Paul Wall feat Big Pokey – **Sittin’ Sideways**


Mike Jones entstammt ebenfalls aus der Swisha House Hit Schmiede und konnte mit seinem 2005er Debut “Who Is Mike Jones Platinstatus einheimsen. Neben den so charakteristischen Swishahouse Instrumentals, waren es auch Jones’ mehr oder weniger kreative Einfälle, die ihm viele Fans brachten. So brüllte der Rapper mit großer Vorliebe seine private Telefonnummer auf den Tracks runter und wiederholte innerhalb einer Strophe gerne mal einige Bars komplett, damit auch wirklich jeder verstand, was er meinte. Diese zwei Gimmicks gibt es auch im Video zum Hit ‘Back Then’ zu begutachten. Aber auch Mike Jones hat es nicht geschafft seinen Hype in konstanten Erfolg umzusetzten: erst 2009 erschien ein neues Album (“The Voice”), welches an die Zahlen seines Erstlings nicht annähernd herankam. Zudem bekam der gute Mike bei den Ozone Awards 2008 für sein angebliches arrogantes Verhalten von Trae eine blutige Nase verpasst. Mittlerweile ist Jones auch nicht mehr bei Swisha House unter Vertrag. Mal schauen, was da noch kommen wird in der Zukunft…

Mike JonesBack Then


Slim Thug ist ein weiterer Rapper, der anfangs mit Swisha House in Verbindung gebracht wurde, sich dann aber recht schnell von dem Label losseilte und bei Pharell Williams’ Star Trak Entertainment und Interscope Records eine neue Heimat fand. Das Debut Album “Already Platinum” des sehr talentierten Rappers konnte im Juli 2005 zwar auf Rang 2 charten und ging ca. 130.000 mal über die Ladentheke, doch bemängelten einige Fans, dass sich der Thugger zu sehr vom traditionellen Houston Sound gelöst hatte. Mit ‘Three Kings‘ und Lil Flip‘s Erzfeind hatte er jedoch einen sicheren Banger auf seiner Seite. Mit dabei natürlich Bun B.

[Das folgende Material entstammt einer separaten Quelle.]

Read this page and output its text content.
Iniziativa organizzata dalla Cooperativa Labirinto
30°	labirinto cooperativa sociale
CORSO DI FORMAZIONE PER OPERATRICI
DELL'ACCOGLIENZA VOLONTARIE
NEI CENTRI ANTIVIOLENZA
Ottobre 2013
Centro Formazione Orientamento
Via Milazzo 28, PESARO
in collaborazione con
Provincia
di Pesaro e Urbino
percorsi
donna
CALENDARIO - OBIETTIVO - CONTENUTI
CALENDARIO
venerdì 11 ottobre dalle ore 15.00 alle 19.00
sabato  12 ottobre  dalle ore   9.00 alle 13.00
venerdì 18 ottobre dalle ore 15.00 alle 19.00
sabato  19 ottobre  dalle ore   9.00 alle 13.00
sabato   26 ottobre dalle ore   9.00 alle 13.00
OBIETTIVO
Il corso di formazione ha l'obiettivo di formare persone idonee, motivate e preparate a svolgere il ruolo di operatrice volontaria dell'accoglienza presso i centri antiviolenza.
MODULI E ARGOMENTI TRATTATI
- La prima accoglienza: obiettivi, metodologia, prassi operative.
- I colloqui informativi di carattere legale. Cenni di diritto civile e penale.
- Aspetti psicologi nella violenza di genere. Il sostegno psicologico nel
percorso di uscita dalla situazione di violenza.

Slim Thug feat. T.I. & Bun BThree Kings


Da war die Swisha House Welt noch in Ordnung: Michael Watts versammelt seine drei Goldesel auf einem Track. Ein Houston All Time Classic:

Mike Jones feat. Slim Thug & Paul WallStill Tippin


Nachdem sein UGK Kollege Pimp C plötzlich für einige Zeit einen Urlaub auf Staatskosten antreten durfte, musste Bun B vorübergehend als Solokünstler zurecht kommen. Mit seinem Solodebut “Trill” nahm der Veteran auch diese Hürde im Oktober 2005 mit Bravour. Was man Bun hoch anrechnen muss, ist die Tatsache, dass er unermüdlich “Free Pimp C skandierte und somit UGK am Leben erhielt. ‘Get Throwed’ war ein Highlight des Albums und auch einer der Gründe, warum Bun B in der folgenden Zeit zu einem der beliebtesten Featuregäste wurde. Lustigerweise sind sowohl Pimp C als auch Young Jeezy auf dem Track zu hören: nach Pimp C‘s Post-Gefängnis Attacken gegen Atlanta (“Atlanta is not the South”) wäre dies wohl eher nicht mehr möglich gewesen. Auf der Albumversion ist zusätzlich ein Jay Z Verse.

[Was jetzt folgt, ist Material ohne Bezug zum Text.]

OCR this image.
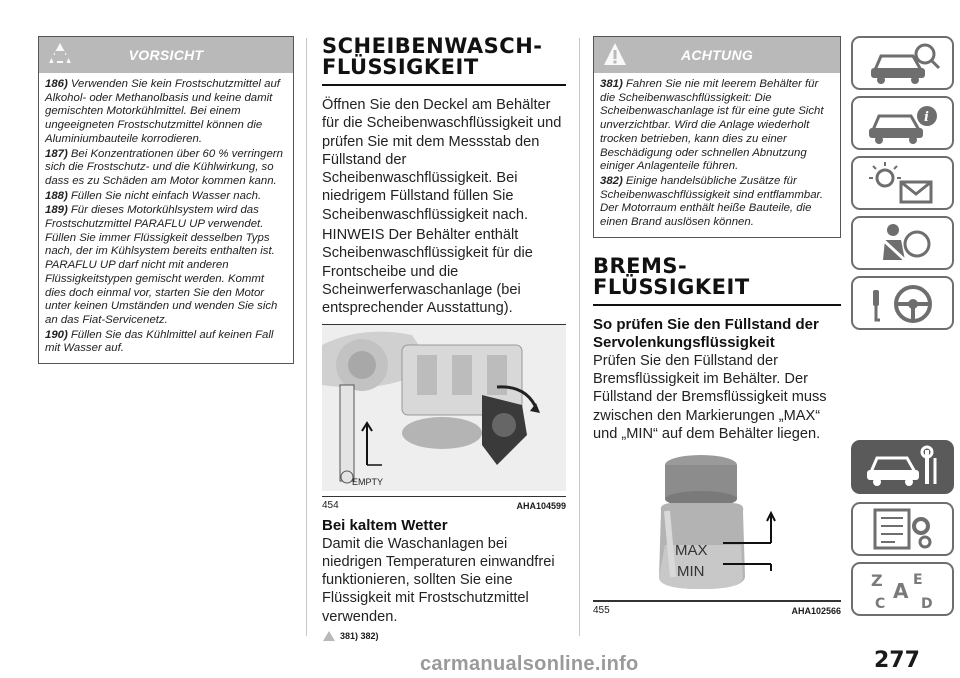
VORSICHT

186) Verwenden Sie kein Frostschutzmittel auf Alkohol- oder Methanolbasis und keine damit gemischten Motorkühlmittel. Bei einem ungeeigneten Frostschutzmittel können die Aluminiumbauteile korrodieren.

187) Bei Konzentrationen über 60 % verringern sich die Frostschutz- und die Kühlwirkung, so dass es zu Schäden am Motor kommen kann.

188) Füllen Sie nicht einfach Wasser nach.

189) Für dieses Motorkühlsystem wird das Frostschutzmittel PARAFLU UP verwendet. Füllen Sie immer Flüssigkeit desselben Typs nach, der im Kühlsystem bereits enthalten ist. PARAFLU UP darf nicht mit anderen Flüssigkeitstypen gemischt werden. Kommt dies doch einmal vor, starten Sie den Motor unter keinen Umständen und wenden Sie sich an das Fiat-Servicenetz.

190) Füllen Sie das Kühlmittel auf keinen Fall mit Wasser auf.

SCHEIBENWASCH-
FLÜSSIGKEIT

Öffnen Sie den Deckel am Behälter für die Scheibenwaschflüssigkeit und prüfen Sie mit dem Messstab den Füllstand der Scheibenwaschflüssigkeit. Bei niedrigem Füllstand füllen Sie Scheibenwaschflüssigkeit nach.

HINWEIS Der Behälter enthält Scheibenwaschflüssigkeit für die Frontscheibe und die Scheinwerferwaschanlage (bei entsprechender Ausstattung).

EMPTY
454	AHA104599
Bei kaltem Wetter
Damit die Waschanlagen bei niedrigen Temperaturen einwandfrei funktionieren, sollten Sie eine Flüssigkeit mit Frostschutzmittel verwenden.
381) 382)
ACHTUNG

381) Fahren Sie nie mit leerem Behälter für die Scheibenwaschflüssigkeit: Die Scheibenwaschanlage ist für eine gute Sicht unverzichtbar. Wird die Anlage wiederholt trocken betrieben, kann dies zu einer Beschädigung oder schnellen Abnutzung einiger Anlagenteile führen.

382) Einige handelsübliche Zusätze für Scheibenwaschflüssigkeit sind entflammbar. Der Motorraum enthält heiße Bauteile, die einen Brand auslösen können.

BREMS-
FLÜSSIGKEIT
So prüfen Sie den Füllstand der Servolenkungsflüssigkeit
Prüfen Sie den Füllstand der Bremsflüssigkeit im Behälter. Der Füllstand der Bremsflüssigkeit muss zwischen den Markierungen „MAX“ und „MIN“ auf dem Behälter liegen.
MAX
MIN
455	AHA102566
i
Z E
A
C	D
277
carmanualsonline.info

Bun B feat. Pimp C, Z-Ro & Young JeezyGet Throwed


Lil Flip konnte bereits 2004, also noch kurz vor dem eigentlichen Beginn des Houston Hypes mit seinem Album “U Gotta Feel Me” einen großen Erfolg verzeichnen: der Longplayer fand in der ersten Releasewoche 198.000 Käufer und für einige Zeit bildete Flip Gates die Sperrspitze des Houston Raps. Neben seinem simpel gehaltenen und relaxten Rapstil, fiel The Clover G in dieser Periode vor allem durch seine Fehden mit T.I. und dem kompletten Swisha House Camp auf. Nach dem großen Hype, ging es aber dann auch für Lil Flip bergab: die nachfolgenden Alben fanden nicht mehr besonders großen Anklang und zudem nervte Flip mit gefühlten 300 Tribute Songs u.a. für Haiti, Pimp C und die Virginia Tech.

Lil FlipGame Over (Flip):


Bun B hat eingeladen und Alle sind gekommen. Wenn der UGK Rapper und inoffizieller Bürgermeister Houstons Bock auf einen Houston All Star Track hat, dann nimmt halt die gesamte Rap Elite der Stadt teil und selbst der geldgeile Lil Flip skandiert: “I told Bun when you need a verse, just holla. You know how we do it, you don’t gotta spend no dollars.” Der Track und die audiovisuelle Umsetzung unterstreichen noch einmal die starke Unity im Staate Texas. Nur der auf dem Album noch zu findende Chamillioanire Part fehlt aus welchen Gründen auch immer. By the way: Was ist eigentlich aus Atzec geworden?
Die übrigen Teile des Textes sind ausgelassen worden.